Die Konzernverantwortungsinitiative fordert seit längerem ähnliche Mechanismen in der Schweiz. Bisher ohne Erfolg (lesen Sie hierzu unseren Artikel).

Was verspricht das neue Gesetz?

Im Jahr 2013 ist in Bangladesch das Gebäude Rana Plaza eingestürzt. Tausende Arbeiterinnen und Arbeiter, die für europäische Textilhersteller produzierten, kamen dabei ums Leben. Die betroffenen transnationalen Unternehmen weigerten sich, eine angemessene Entschädigung zu zahlen. Sie schoben die Verantwortung auf die mangelnden lokalen Vorschriften. Dieses dramatische Ereignis setzte in Frankreich den Prozess für die Schaffung eines verbindlichen Gesetzes für transnationale Unternehmen in Gang.

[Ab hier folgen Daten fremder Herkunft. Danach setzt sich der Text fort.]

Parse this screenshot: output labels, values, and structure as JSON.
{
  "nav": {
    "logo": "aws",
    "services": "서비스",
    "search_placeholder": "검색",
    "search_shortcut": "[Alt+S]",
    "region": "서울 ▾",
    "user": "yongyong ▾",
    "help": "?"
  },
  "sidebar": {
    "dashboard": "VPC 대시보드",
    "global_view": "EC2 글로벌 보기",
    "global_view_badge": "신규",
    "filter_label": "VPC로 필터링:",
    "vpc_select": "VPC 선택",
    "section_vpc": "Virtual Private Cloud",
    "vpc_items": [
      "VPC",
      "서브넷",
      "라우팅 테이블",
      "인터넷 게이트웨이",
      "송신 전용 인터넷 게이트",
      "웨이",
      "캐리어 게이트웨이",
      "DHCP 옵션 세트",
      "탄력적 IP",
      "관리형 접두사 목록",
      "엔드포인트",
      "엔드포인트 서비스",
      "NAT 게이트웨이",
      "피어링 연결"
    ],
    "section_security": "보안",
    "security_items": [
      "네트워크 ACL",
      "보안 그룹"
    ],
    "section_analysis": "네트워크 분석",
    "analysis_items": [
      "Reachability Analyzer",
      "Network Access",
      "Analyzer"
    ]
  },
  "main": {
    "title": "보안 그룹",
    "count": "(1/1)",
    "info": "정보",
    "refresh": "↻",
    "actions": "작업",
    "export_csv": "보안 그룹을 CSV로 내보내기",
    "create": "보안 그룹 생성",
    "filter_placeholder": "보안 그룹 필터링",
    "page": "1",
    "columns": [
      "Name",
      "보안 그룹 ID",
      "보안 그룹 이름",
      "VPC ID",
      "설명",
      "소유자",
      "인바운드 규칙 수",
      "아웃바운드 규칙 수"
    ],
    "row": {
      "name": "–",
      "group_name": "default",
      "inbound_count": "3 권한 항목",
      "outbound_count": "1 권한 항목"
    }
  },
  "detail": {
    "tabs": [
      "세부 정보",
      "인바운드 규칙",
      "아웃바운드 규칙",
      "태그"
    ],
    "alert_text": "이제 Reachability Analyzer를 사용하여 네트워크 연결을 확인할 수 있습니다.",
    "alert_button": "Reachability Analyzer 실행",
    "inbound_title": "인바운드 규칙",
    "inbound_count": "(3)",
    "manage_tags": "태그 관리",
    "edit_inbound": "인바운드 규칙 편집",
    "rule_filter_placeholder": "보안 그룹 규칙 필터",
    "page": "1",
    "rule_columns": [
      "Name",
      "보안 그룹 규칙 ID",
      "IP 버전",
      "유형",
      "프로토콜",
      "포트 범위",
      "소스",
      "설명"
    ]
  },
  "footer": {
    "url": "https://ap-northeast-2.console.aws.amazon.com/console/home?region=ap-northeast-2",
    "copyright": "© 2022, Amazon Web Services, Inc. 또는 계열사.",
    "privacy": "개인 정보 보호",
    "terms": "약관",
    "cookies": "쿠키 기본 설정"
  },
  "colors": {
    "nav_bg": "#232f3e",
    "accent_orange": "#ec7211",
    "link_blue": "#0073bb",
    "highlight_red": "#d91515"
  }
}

Nach langem hin und her wurde schlussendlich ein Gesetz verabschiedet, welches nützliche Instrumente bietet, um Konzerne zur Verantwortung zu ziehen. In Frankreich ansässige Unternehmen mit mindestens 5.000 Beschäftigten in Frankreich oder mit 10.000 Beschäftigten weltweit fallen unter das Gesetz. Etwa 150 Unternehmen, darunter Danone, Renault und Total, müssen nun einen Vorsorgeplan zur Einhaltung ihrer Sorgfaltspflichten erstellen. Der Plan soll aufzeigen, wie die Unternehmen dafür sorgen, dass entlang der gesamten Wertschöpfungskette die Menschenrechte und die Umwelt respektiert werden. Inspiriert von den OECD-Leitsätzen für transnationale Unternehmen und den UNO-Leitprinzipien für Wirtschaft und Menschenrechtemuss muss der zu veröffentlichende Vorsorgeplan eine Auslegeordnung der Risiken enthalten, um diese zu identifizieren, zu analysieren und zu hierarchisieren. Zudem müssen auch regelmässige Beurteilungen der folgenden Elemente vorgesehen sein: Angemessene Aktionen, um Risiken zu vermeiden und schweren Missachtungen vorzubeugen sowie ein Warnmechanismus und eine Sammlung von Anzeichen für mögliche Risiken.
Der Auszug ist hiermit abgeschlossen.